What is anti-social behaviour?
Anti-social behaviour is classed as an act of disorder, which intimidates or frightens members of the public. The Home Office refers to sixteen categories of anti-social behaviour, ranging from littering and disputes, to more serious acts such as drug dealing and prostitution. According to figures collated by HMIC (Her Majesty’s Inspectorate Of Constabulary), the police recorded 3.3 million incidents of anti-social behaviour in 2010/11. Many, such as serious assault or criminal behaviour do require assistance from police officers. However, some, such as those involving rowdy behaviour and vandalism, could be dealt with or prevented by neighbours in the community.

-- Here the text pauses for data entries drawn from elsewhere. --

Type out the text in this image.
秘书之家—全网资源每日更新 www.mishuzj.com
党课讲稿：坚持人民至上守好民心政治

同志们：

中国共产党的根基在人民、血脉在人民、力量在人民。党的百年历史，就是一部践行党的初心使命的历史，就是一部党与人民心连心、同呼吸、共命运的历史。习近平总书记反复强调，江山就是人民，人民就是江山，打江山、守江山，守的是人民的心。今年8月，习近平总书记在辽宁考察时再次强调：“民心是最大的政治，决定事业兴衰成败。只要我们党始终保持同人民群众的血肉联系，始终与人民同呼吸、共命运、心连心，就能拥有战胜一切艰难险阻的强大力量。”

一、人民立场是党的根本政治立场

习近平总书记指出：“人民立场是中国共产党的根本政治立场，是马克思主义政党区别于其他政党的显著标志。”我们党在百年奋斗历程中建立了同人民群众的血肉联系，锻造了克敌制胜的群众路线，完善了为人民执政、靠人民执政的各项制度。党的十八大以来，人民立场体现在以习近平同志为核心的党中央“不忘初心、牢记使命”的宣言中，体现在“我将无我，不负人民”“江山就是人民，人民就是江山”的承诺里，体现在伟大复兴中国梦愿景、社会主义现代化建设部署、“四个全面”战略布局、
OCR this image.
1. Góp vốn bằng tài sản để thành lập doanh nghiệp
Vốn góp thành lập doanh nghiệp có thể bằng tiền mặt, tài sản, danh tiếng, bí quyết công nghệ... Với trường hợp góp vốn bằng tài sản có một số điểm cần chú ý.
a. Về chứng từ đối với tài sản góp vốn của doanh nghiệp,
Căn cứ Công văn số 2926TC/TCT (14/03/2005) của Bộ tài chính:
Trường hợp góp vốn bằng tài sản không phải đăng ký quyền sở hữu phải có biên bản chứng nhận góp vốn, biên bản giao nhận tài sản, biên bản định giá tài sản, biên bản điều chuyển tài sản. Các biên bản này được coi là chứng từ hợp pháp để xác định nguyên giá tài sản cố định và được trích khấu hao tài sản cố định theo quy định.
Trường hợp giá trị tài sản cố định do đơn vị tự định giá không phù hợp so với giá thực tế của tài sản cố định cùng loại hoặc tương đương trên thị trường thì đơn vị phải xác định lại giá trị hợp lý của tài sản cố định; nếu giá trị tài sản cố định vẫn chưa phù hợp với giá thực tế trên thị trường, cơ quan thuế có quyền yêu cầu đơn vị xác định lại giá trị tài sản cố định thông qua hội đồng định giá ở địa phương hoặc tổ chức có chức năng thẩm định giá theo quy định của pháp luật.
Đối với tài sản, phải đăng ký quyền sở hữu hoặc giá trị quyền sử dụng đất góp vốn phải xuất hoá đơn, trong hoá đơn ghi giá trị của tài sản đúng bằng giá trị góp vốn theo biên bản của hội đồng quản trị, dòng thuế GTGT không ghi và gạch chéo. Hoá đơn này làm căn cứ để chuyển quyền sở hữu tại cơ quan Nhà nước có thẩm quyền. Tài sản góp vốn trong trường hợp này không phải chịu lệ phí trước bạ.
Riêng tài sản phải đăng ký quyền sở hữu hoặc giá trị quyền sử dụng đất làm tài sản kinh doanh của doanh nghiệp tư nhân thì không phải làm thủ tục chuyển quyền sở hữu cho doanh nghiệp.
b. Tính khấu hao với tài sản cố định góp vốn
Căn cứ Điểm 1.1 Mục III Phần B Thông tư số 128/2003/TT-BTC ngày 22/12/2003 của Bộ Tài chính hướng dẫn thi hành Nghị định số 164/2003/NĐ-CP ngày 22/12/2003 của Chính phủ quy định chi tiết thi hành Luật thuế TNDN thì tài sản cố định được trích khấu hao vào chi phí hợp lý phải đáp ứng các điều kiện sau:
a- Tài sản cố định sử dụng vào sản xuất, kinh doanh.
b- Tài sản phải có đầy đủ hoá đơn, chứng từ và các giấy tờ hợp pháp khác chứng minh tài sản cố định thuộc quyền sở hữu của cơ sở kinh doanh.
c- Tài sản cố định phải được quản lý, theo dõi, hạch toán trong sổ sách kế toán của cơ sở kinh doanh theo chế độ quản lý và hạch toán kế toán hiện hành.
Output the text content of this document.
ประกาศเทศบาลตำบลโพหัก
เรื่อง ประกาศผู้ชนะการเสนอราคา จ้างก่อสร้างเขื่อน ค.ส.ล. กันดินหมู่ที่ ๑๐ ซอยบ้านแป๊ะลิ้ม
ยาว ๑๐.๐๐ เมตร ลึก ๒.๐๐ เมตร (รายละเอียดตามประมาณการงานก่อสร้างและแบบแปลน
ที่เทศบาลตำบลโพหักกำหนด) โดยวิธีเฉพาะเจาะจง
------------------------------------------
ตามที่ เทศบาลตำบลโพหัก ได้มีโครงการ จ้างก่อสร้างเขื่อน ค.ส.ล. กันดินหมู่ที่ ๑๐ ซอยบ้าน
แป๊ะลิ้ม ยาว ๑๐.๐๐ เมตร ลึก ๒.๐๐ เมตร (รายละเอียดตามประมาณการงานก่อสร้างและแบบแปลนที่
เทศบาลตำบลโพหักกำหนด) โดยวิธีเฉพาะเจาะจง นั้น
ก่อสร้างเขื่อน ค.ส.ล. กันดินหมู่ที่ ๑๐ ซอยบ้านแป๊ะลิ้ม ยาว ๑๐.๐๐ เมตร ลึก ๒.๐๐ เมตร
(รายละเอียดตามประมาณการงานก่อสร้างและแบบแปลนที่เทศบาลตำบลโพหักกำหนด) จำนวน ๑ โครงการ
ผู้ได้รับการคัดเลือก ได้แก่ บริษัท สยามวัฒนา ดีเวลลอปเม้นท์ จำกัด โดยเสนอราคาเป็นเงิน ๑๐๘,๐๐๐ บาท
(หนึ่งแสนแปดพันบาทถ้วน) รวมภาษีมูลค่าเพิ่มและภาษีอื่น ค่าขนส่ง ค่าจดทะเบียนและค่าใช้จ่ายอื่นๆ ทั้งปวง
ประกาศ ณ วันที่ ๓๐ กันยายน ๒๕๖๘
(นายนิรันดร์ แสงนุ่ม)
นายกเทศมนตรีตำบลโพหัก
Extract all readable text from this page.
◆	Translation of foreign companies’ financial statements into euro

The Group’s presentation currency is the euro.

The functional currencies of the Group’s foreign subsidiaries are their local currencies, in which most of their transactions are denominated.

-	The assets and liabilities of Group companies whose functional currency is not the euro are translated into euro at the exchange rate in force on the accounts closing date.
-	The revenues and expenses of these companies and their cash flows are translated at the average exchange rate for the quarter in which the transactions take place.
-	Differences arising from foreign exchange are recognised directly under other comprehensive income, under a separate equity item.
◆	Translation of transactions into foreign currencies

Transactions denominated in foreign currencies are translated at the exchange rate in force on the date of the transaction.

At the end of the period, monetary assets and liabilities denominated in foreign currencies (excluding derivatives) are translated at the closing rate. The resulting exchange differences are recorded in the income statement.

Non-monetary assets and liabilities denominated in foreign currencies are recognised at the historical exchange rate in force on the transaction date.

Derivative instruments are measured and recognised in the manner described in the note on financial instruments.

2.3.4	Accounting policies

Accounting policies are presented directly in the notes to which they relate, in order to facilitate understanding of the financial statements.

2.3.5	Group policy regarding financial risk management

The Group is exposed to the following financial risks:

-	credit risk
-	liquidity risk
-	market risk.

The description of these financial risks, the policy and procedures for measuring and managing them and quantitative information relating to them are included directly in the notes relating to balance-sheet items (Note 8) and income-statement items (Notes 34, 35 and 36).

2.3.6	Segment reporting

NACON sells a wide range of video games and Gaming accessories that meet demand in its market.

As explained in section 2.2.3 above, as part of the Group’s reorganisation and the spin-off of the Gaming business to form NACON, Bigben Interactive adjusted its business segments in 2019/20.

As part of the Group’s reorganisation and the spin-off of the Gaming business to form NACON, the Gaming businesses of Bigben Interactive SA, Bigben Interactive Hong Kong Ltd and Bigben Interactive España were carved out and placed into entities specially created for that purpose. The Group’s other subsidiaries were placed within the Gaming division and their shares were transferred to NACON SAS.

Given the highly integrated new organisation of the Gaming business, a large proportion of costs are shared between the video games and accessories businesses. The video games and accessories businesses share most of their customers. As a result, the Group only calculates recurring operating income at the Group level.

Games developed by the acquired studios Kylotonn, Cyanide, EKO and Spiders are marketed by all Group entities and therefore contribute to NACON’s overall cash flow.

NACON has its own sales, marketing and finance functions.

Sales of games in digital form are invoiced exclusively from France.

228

Many people in the UK will not get involved when faced with an anti-social behaviour situation. Some don’t want to intervene because they are too frightened, lack confidence, or do not know what to do. However, 60% of Germans admit they would intervene to stop a gang of children vandalising a bus shelter – whereas only 30% of British people say they would – the lowest response out of the six European countries surveyed (ADT, 2006). And these attitudes need to change so we can build a stronger society.
It’s important to remember that you’re not necessarily going to get hurt or be prosecuted for intervening. The media often reports the death of a ‘good Samaritan’, but if you can assess and respond to the risks of a situation, you can identify how to defuse it safely and quickly, without getting hurt.